In Line
by Christine Olivas
When Karen arrived, she responded to her client through the app—In line at Tim Ho Wan. You have nothing to worry about. Enjoy your afternoon! She then went to the end of the already-long queue, opened her portable chair, and sat down. Her legs were tired from the rush to arrive, and it was a temporary relief to be off her feet. To her right, a couple waited. Even though their hands interlocked, they were in the midst of debate, loudly whispering back and forth.
Just an hour before, when she had arrived at home after a longer-than-usual work day, she considered staying put, but when her phone flashed with a familiar icon, she was compelled to look, so she kept her shoes on and swiped to view the details of the possible assignment.
Task from Rebecca J.: Wait in line for us at Tim Ho Wan
Description: Please wait in line for us at Tim Ho Wan starting at 3pm (they open at 5).
Text us when you are about 20 minutes from the front (5 or so deep).
Karen had never accepted a task to wait in line, even though it was the most commonly requested. She worried it would trap her, forcing extended interactions with others. But she was restless, and constant activity had become her default, so she overcame her hesitations by humanizing Rebecca J. Perhaps she was someone in need. Maybe she and her husband were industrious people with a large family, this was their anniversary dinner, they couldn’t afford to leave work early. Maybe she was older and she couldn’t be on her feet for such a long time.

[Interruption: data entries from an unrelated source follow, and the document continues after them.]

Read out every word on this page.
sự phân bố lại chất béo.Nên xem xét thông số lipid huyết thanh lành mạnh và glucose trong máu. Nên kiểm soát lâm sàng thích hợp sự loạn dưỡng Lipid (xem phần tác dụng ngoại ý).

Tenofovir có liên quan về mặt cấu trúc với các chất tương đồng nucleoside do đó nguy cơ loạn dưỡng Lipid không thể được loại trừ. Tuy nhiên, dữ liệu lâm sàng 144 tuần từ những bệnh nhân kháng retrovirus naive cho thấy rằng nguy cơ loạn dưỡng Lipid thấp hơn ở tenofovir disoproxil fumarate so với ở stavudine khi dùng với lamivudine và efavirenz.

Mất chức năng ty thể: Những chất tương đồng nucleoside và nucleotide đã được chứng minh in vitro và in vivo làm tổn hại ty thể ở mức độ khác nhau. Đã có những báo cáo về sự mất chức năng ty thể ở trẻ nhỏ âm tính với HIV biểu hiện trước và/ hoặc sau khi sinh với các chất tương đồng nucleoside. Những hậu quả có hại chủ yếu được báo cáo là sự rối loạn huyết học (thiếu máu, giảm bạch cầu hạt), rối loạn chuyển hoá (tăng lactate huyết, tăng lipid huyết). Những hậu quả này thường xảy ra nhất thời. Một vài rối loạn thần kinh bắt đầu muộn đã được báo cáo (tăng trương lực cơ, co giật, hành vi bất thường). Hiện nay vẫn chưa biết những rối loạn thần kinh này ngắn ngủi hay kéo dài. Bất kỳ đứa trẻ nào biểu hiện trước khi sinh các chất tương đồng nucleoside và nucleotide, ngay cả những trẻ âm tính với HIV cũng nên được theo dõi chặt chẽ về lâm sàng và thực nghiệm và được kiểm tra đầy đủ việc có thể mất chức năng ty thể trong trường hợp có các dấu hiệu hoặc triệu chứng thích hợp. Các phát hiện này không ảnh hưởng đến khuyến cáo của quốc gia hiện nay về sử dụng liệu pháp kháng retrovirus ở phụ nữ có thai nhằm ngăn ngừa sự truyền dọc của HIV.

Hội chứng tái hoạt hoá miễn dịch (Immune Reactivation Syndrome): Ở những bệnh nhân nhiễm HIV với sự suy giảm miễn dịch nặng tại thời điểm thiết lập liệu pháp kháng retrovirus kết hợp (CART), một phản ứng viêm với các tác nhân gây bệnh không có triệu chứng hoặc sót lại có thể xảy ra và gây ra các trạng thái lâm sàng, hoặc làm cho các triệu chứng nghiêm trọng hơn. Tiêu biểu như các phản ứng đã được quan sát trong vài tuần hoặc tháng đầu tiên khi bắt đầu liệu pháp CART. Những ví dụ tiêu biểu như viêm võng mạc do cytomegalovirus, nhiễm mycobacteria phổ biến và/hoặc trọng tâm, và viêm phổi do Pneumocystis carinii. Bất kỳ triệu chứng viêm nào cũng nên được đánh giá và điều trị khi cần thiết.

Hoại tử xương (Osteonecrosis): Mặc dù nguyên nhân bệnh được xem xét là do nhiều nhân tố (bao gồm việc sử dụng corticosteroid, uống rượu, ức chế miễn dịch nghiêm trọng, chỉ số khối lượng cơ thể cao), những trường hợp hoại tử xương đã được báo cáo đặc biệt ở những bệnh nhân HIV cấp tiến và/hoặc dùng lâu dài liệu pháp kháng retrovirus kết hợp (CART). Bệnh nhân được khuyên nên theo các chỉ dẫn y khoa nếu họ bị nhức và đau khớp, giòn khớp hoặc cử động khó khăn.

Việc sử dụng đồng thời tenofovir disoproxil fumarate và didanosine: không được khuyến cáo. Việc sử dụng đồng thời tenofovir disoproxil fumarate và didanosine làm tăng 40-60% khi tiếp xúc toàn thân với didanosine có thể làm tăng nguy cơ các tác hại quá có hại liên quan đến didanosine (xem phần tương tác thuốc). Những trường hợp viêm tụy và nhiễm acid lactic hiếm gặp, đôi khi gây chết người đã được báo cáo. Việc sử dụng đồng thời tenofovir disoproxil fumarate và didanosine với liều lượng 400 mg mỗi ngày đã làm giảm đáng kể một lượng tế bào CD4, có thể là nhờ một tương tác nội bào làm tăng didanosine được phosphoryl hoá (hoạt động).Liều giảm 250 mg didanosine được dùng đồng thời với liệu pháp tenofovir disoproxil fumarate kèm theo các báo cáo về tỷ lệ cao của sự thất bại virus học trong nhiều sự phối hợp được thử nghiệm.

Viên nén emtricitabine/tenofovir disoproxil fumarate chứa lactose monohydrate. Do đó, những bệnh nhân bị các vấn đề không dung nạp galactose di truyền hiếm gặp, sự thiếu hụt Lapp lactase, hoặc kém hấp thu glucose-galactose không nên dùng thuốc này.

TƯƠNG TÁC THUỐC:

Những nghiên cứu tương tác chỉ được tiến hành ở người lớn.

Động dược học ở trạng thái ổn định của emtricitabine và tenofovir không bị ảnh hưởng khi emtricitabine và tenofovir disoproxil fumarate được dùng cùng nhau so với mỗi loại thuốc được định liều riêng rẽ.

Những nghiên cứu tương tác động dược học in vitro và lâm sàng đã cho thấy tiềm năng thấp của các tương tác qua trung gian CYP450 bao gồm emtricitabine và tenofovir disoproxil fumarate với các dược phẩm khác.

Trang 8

Convinced, Karen tapped to accept the job and gathered her things. As she headed back out, she exchanged texts with her mother.
Dinner with dad and me tonight?
I can’t…I’m working
Still at the office?
No I’m doing TaskRabbit
Karen! you never make time for fun
In fact, while the whole world brunched, Karen got paid for rote jobs. As her friends painstakingly photo-documented their outings, curating collages of promiscuous egg yolks and kissy faces, Karen ran around New York, completing tasks for people she barely knew.
Hey! Bottomless mimosas this weekend? her friend would text her.
Ugh! I wish, Karen would respond. I have too much to do.
Of course she needed extra money for her age-appropriate commitments—student loan payments for a degree she never used, an apartment in a decent neighborhood, sufficient contributions to her 401k—but her side gigs served another purpose. By doing one-time work for others, she could participate in their lives without engulfment or loss.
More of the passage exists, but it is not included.